"The Mormon Question," Washington Union, 1 June 1858, 2.
Elkhorn, May 5, 1858
Mr. Editor: In your paper of a late date, I find an article under the heading, signed “Fair Warning,” which attracted my attention. I think your correspondent has overrated the danger to be feared from the Mormons, but some of the facts stated by him are known to many.
Here in Elkhorn we are directly upon the route for Salt Lake, and can form a fair estimate of the number on Mormons now crossing the plains. I can state of my own knowledge that the Mormon emigration this season is very large—at this point there is hardly an hour in the day when there is not a Mormon train in sight. These trains in most cases will be composed of from ten to twenty men—but some are larger, and one has been known to contain one hundred and sixty men. No women or children are seen with the trains—they do not encumber themselves with any baggage except that the most necessary. Horses and mules are used almost entirely—oxen more rarely—and hard-carts not at all. The desire seems to be to move in the most speedy manner.
In conversation with an intelligent Mormon a day or two since, he stated that the number of Mormons which would during this season cross the plains, would be fully equal to the number of troops in the Utah army. This large number of enthusiasts, armed and equipped as they are, and strong enough in themselves to give battle to the troops of the United States, will be no slight addition to the defensive force of Brigham Young.These trains are all well supplied with guns, pistols, and ammunition. Whether they propose to make any attempt to annoy Uncle Sam by cutting off some of the supply trains, now on the way to Utah, or to commence no offensive operations before joining their brethren in Salt Lake, remains to be seen.
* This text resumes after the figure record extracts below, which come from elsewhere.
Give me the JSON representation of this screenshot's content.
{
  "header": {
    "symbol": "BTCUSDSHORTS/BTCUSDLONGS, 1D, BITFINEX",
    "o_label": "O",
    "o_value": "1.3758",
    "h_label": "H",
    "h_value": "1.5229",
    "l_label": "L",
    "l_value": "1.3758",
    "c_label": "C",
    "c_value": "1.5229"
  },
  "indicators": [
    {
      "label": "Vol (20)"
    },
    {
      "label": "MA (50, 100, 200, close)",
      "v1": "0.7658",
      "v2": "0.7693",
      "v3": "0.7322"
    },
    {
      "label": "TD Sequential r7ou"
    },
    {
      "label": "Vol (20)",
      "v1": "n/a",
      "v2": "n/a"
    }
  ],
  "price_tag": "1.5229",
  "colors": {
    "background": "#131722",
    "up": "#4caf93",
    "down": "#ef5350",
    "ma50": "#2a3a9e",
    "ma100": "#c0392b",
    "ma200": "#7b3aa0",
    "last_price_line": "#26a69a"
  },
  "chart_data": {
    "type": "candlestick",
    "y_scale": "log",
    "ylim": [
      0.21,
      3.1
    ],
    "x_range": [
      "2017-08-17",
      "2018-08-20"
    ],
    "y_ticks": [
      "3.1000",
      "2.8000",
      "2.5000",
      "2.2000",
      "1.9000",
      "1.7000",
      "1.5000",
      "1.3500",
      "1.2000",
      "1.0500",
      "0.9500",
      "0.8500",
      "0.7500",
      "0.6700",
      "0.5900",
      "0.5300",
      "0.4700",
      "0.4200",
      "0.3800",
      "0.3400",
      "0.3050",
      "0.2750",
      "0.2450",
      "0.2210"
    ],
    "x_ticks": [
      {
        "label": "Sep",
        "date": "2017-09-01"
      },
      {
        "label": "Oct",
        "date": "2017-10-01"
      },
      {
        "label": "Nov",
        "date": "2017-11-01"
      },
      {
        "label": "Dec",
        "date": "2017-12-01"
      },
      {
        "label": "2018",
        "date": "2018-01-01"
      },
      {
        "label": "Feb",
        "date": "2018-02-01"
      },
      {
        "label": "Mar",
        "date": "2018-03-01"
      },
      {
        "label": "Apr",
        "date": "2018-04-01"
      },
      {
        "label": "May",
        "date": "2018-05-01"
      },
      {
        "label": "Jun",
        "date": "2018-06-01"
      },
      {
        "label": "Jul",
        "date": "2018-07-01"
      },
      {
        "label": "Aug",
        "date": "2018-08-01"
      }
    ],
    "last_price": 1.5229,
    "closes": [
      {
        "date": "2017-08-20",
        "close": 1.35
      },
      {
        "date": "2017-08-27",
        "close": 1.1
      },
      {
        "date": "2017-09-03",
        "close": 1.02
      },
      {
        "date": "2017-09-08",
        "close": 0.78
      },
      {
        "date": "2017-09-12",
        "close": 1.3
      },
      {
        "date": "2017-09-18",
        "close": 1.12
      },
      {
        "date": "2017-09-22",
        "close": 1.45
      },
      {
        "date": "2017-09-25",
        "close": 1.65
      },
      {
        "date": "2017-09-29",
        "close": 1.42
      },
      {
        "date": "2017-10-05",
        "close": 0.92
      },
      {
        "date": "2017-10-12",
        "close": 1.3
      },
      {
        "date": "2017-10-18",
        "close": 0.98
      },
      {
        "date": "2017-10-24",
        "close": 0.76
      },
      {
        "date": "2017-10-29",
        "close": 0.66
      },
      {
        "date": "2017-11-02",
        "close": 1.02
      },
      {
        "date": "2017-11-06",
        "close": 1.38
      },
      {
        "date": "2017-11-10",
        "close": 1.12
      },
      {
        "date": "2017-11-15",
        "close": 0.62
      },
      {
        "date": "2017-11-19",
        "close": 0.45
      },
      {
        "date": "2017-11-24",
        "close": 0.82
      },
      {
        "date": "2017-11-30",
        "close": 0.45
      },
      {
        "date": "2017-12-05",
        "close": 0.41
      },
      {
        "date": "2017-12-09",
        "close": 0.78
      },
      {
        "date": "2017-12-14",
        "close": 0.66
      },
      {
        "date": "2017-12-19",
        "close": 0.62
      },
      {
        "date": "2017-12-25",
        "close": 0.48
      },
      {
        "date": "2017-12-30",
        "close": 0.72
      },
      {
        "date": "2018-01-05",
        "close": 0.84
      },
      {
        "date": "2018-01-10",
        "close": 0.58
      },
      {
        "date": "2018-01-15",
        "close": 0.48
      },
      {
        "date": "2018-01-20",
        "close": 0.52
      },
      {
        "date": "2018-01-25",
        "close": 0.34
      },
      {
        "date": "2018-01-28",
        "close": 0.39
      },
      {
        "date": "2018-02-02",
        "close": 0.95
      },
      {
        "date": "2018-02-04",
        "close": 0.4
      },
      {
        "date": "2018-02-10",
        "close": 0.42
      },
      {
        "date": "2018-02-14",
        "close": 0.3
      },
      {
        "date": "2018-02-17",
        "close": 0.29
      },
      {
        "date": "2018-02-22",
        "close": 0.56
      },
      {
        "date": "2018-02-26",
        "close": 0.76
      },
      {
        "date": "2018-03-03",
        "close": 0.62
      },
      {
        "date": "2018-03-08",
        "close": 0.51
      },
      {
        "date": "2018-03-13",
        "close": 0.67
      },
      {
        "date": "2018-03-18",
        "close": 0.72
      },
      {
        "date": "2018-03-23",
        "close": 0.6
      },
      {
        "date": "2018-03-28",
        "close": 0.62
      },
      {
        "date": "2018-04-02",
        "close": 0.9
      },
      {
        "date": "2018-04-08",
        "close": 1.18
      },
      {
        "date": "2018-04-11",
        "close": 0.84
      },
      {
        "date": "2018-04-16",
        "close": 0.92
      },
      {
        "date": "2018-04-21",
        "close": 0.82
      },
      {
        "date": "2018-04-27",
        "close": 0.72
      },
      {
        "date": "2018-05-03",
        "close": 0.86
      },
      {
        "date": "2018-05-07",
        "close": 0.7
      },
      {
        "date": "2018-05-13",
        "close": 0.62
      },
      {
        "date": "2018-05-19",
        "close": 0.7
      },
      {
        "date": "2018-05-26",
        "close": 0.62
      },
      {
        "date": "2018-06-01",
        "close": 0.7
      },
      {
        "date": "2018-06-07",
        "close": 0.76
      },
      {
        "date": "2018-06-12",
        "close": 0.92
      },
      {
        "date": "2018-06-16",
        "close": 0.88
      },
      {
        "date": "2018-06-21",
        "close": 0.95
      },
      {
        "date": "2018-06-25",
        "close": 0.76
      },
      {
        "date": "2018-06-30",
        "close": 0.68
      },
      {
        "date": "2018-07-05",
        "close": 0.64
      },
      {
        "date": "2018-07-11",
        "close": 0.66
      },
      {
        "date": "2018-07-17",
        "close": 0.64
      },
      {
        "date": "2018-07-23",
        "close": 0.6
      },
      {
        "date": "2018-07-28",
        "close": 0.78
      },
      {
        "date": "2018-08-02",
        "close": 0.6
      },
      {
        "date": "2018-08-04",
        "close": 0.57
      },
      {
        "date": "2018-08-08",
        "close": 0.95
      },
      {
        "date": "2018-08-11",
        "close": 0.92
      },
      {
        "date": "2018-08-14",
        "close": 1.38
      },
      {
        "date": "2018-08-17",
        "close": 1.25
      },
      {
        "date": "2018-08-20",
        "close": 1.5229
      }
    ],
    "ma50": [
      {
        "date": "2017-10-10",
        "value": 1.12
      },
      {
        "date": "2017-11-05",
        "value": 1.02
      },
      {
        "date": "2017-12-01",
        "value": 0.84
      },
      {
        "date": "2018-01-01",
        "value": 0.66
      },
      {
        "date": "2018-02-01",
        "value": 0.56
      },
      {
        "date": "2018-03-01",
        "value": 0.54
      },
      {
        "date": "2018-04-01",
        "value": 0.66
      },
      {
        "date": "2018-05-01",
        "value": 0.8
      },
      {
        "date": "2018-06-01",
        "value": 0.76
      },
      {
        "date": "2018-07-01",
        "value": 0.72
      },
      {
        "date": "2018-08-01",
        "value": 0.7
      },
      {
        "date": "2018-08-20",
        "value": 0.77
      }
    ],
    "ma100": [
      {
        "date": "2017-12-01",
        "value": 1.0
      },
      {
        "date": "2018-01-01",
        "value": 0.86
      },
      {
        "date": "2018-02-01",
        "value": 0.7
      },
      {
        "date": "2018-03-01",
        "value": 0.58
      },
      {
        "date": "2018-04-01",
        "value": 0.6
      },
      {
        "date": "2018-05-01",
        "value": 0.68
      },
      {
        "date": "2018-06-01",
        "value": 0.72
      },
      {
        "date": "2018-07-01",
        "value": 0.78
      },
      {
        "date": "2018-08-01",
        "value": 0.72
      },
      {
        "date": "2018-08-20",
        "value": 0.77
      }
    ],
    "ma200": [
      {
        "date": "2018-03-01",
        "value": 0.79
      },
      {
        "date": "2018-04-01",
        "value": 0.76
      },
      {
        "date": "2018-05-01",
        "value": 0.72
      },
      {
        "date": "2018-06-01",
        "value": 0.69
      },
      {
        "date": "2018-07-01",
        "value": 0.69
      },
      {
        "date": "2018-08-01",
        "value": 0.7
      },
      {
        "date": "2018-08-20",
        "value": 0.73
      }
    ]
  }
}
Is it not greatly desirable that these trains should be stopped, and these reinforcements for Salt Lake deviated from their course? It evidently is so—and I think that if the attention of the President was called to this matter, a body of U. S. troops would be stationed at this point immediately, with directions to examine all trains proceeding West, and to detain such as might seem to be endeavoring to give “aid and comfort” to the Mormon rebels.